From here, Jung reaffirms his principle of understanding.
A human relationship is not based on differentiation and perfection, for those only emphasize the differences or call forth the exact opposite; it is based rather on imperfection, what is weak, helpless, in need of support.
He justifies by saying positive human relationships are key to the fight against the dictator state because it keeps us from being depotentiated social units the state dictator aims for #FuckDonald.
The last chapter is only a few pages long, but here we get more great bars like;
What our age thinks of as “the shadow” and inferior part of the psyche contains more than something merely negative. The very fact that by self knowledge, i.e. by exploring our own souls, we come upon the instincts and their world of imagery should throw light on the powers slumbering in the psyche, of which we are seldom aware long as all go well
And another that made my toes warm;
Happiness and contentment, equability of soul…meaningfulness of life…can be experienced only by the individual and not by a State
And ends in typical “I'm spiritual but not religious fashion”

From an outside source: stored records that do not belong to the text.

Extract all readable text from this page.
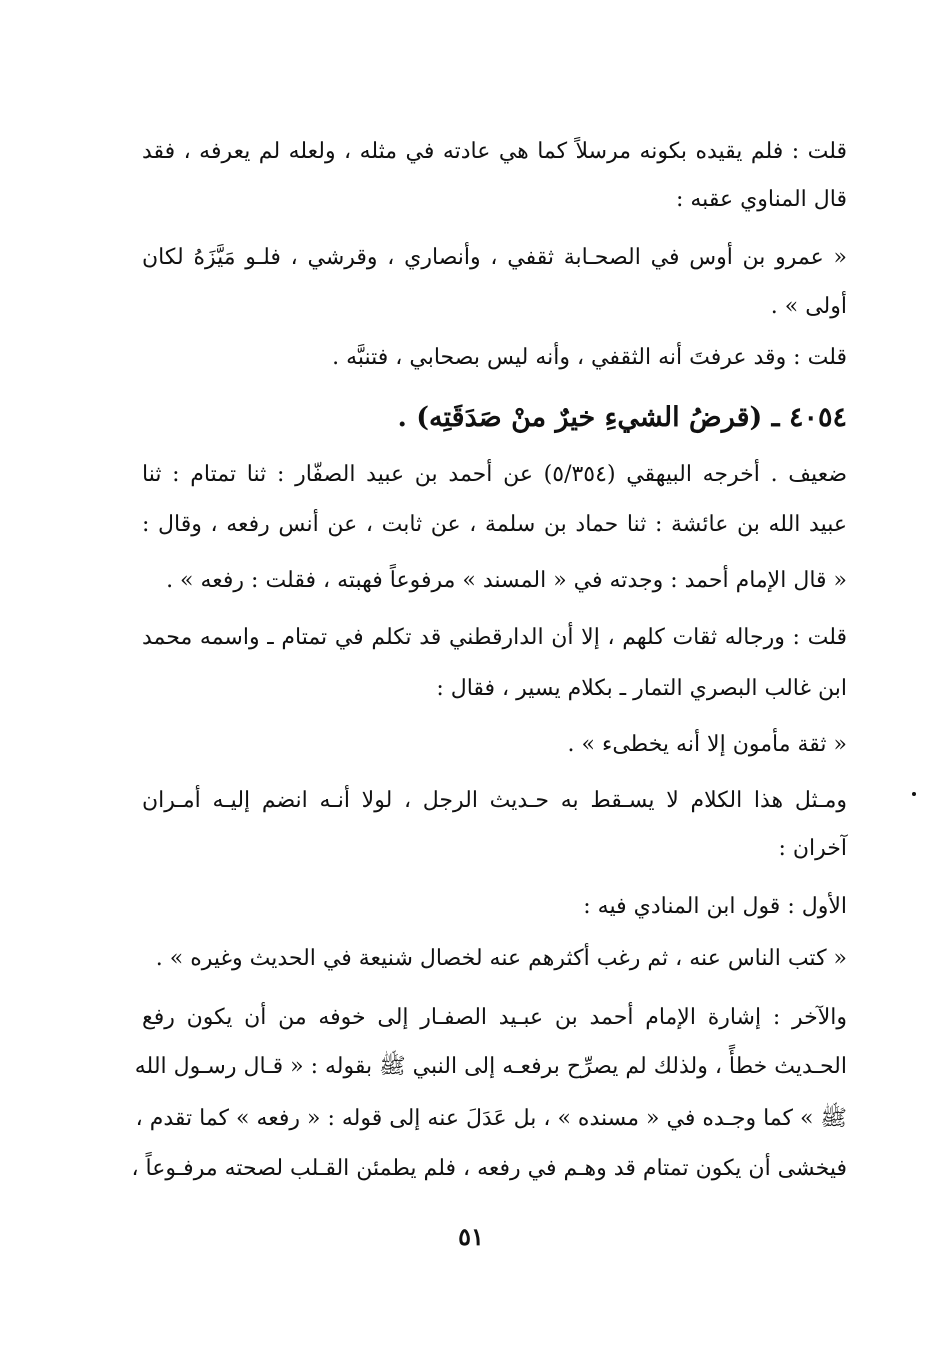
قلت : فلم يقيده بكونه مرسلاً كما هي عادته في مثله ، ولعله لم يعرفه ، فقد
قال المناوي عقبه :
« عمرو بن أوس في الصحـابة ثقفي ، وأنصاري ، وقرشي ، فلـو مَيَّزَهُ لكان
أولى » .
قلت : وقد عرفتَ أنه الثقفي ، وأنه ليس بصحابي ، فتنبَّه .
٤٠٥٤ ـ (قرضُ الشيءِ خيرٌ منْ صَدَقَتِه) .
ضعيف . أخرجه البيهقي (٥/٣٥٤) عن أحمد بن عبيد الصفّار : ثنا تمتام : ثنا
عبيد الله بن عائشة : ثنا حماد بن سلمة ، عن ثابت ، عن أنس رفعه ، وقال :
« قال الإمام أحمد : وجدته في « المسند » مرفوعاً فهبته ، فقلت : رفعه » .
قلت : ورجاله ثقات كلهم ، إلا أن الدارقطني قد تكلم في تمتام ـ واسمه محمد
ابن غالب البصري التمار ـ بكلام يسير ، فقال :
« ثقة مأمون إلا أنه يخطىء » .
ومـثل هذا الكلام لا يسـقط به حـديث الرجل ، لولا أنـه انضم إليـه أمـران
آخران :
الأول : قول ابن المنادي فيه :
« كتب الناس عنه ، ثم رغب أكثرهم عنه لخصال شنيعة في الحديث وغيره » .
والآخر : إشارة الإمام أحمد بن عبـيد الصفـار إلى خوفه من أن يكون رفع
الحـديث خطأً ، ولذلك لم يصرِّح برفعـه إلى النبي ﷺ بقوله : « قـال رسـول الله
ﷺ » كما وجـده في « مسنده » ، بل عَدَلَ عنه إلى قوله : « رفعه » كما تقدم ،
فيخشى أن يكون تمتام قد وهـم في رفعه ، فلم يطمئن القـلب لصحته مرفـوعاً ،
٥١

I am neither spurred on by excessive optimism nor in love with high ideals, but am merely concerned with the fate of the individual human being — that infinitesimal unit on whom a world depends, and in whom, if we read the Christian message aright, even god seeks [its] goal
This book is the result of someone living through a period marked by legitimate fascism, war, and the excess of imperialism. I imagine some of what Jung saw is still ahead, but I remain hopeful humans can come to understand each other.
I find the lack of location of this force that organizes people to collective action representative of an error in perceiving the individual as an atomic unit.
The “shadow” is important metaphorically, or for the vibes, but what does it mean right? For instance, Viktor Frankl identifies a personal aspect of his patient’s human experience and reinforces their ability to reorient the way they perceive a challenge through meaning and purpose. I’m not quite sure if shadow therapy is just talking about myself or taking DMT. This may not be the place for Jung’s analytical methods, but without them, it feels like Jung is telling me to try ecstasy or meditate, I don’t know.
Both culminate in a lack of specificity. There just seems to be an idealistic romanticism of the inner spiritual experience of humans or an essentially amoral character of his beliefs that seeks personal psychic investigation over collective behavior. Neither account for motivation for self-understanding. I vibe with that though.